On most days, the furthest thing from my mind is my child being different from any other. We laugh and play together, and even bandage changes are so routine it feels like a “normal” thing to do.
I don’t have any other children, so I don’t have anybody to compare him to on a daily basis, and that might very well be a blessing. I don’t sit there feeling sorry for myself or for Nicky that much, if at all. We just live and take care of what needs to be done.
That all changes, however, once we go out in public. The stares, questions, seeing other kids Nicky’s age doing things that he will never be able to do, can truly be heartbreaking. I often worry about Nicky’s mental state seeing other kids do things he cannot do, and that is why I try my best to get him to spend time with other children like him. I also try to help him do the things he cannot do and do them in a creative way. Like holding him in my lap to go on a swing, or down the slide.
The questions and reactions I get from people are varied. There are those who just ask “What happened?” And after I offer my initial brief explanation, they walk away (yes, they walk away!). Then there are those people who truly seem concerned and ask a million questions … I like these people, but there are only a few of them out there. I’ve even met some wonderful souls who started crying.
Then there are those people who think they are out of earshot but aren’t, who comment or try to explain to their children what is “wrong” with Nicky … and they always without fail get it wrong.
They will say “he got burned in a fire,” or “he was in an accident” or things of that sort. Others tell me about their cousin or aunt with a skin disorder (usually eczema or similar) or think they know what it is, but it’s never the case. Any skin disorder pales compared to EB, so I know they don’t understand how badly Nicky is affected. To most others I hand out a card that explains what Nicky has in simple terms, and that has worked best because it has links to websites to get more information.
The stares sometimes are the cruelest things. Admittedly, I have gotten used to having my child stared at, and I know that is true because when there are other people with us, they comment constantly on this person or that person staring that I did not even notice. There are also different kinds of staring.
There is the staring out of curiosity that ends just as quickly as it started. Then there is the persistent stare – the one that follows you for a whole minute or five! Then there is the “yuk” stare (my personal peeve), the “poor baby” stare, but my favorite is the stare with a smile … but my child rarely gets those, unfortunately.

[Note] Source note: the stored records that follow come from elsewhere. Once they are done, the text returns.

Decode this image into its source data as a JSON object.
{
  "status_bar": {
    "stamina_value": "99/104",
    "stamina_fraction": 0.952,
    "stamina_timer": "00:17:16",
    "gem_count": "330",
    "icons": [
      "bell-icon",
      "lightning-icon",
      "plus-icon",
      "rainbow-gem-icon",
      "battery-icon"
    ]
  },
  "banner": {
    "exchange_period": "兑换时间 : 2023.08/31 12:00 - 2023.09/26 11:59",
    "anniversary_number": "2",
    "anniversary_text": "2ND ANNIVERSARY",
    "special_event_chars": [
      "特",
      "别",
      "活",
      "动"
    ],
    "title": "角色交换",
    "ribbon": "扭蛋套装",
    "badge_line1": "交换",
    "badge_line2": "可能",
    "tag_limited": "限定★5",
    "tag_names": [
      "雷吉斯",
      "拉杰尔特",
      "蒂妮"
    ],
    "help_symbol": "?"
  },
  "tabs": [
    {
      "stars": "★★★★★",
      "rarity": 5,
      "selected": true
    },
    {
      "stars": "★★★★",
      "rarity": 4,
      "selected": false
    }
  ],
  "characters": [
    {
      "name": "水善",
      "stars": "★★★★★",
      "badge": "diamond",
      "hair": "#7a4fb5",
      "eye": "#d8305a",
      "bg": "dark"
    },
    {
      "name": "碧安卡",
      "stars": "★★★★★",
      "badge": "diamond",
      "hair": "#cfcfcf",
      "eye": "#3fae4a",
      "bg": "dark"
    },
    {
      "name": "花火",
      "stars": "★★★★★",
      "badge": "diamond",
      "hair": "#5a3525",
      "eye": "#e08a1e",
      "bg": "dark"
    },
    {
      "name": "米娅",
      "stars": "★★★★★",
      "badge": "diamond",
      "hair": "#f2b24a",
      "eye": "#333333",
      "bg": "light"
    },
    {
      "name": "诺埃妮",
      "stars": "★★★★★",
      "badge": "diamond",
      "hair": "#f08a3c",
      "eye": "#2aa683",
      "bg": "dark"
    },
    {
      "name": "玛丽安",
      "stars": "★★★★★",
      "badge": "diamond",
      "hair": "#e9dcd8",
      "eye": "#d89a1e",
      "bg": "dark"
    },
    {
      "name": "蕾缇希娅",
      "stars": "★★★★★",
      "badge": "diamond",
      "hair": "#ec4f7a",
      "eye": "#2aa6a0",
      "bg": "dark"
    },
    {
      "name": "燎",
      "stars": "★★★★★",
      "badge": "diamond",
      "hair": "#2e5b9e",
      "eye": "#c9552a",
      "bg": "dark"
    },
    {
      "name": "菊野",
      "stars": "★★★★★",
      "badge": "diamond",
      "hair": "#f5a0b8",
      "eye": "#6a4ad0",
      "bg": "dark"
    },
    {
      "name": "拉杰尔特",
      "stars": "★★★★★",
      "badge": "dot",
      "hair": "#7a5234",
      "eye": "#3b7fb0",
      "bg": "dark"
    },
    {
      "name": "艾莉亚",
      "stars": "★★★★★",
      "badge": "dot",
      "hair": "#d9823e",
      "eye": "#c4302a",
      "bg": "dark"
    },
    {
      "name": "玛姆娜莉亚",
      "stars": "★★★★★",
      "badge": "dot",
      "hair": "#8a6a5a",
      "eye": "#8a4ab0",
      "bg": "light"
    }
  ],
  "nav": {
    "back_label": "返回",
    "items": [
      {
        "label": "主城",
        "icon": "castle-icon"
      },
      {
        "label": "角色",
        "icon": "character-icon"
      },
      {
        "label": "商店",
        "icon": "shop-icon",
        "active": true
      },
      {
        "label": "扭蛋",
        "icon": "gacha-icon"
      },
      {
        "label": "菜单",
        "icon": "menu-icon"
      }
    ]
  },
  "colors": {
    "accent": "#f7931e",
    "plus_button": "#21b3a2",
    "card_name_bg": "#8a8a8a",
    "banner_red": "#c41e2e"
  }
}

I realize that people are curious and notice things that are different than what our society feels is “normal.” Picking out what’s different is a skill children learn at a young age. Perhaps it’s a skill that is part of being human, and that enables us to pick the freshest fruit to eat or avoid illness or an accident. Nicky’s only difference, though, is on the outside. His skin may be damaged, and he might have tons of wounds and limitations, but inside, he’s as whole as any of us.
Perhaps more. He has a keen sense of love, and his ability to love and even forgive me – or anyone – for anything, is beyond measure. He is without a doubt the happiest child anyone has ever seen. Even after an excruciating bandage change full of blood and needles, he’s so happy it’s over that he comes over for a hug and starts singing, and that smile … boy, that just melts my heart.
My child’s disability is only part of who he is, but because his disability is so incredibly visible, I feel too many people tend to concentrate on that alone, and that is very sad. What a world this would be if people would only be judged by their insides.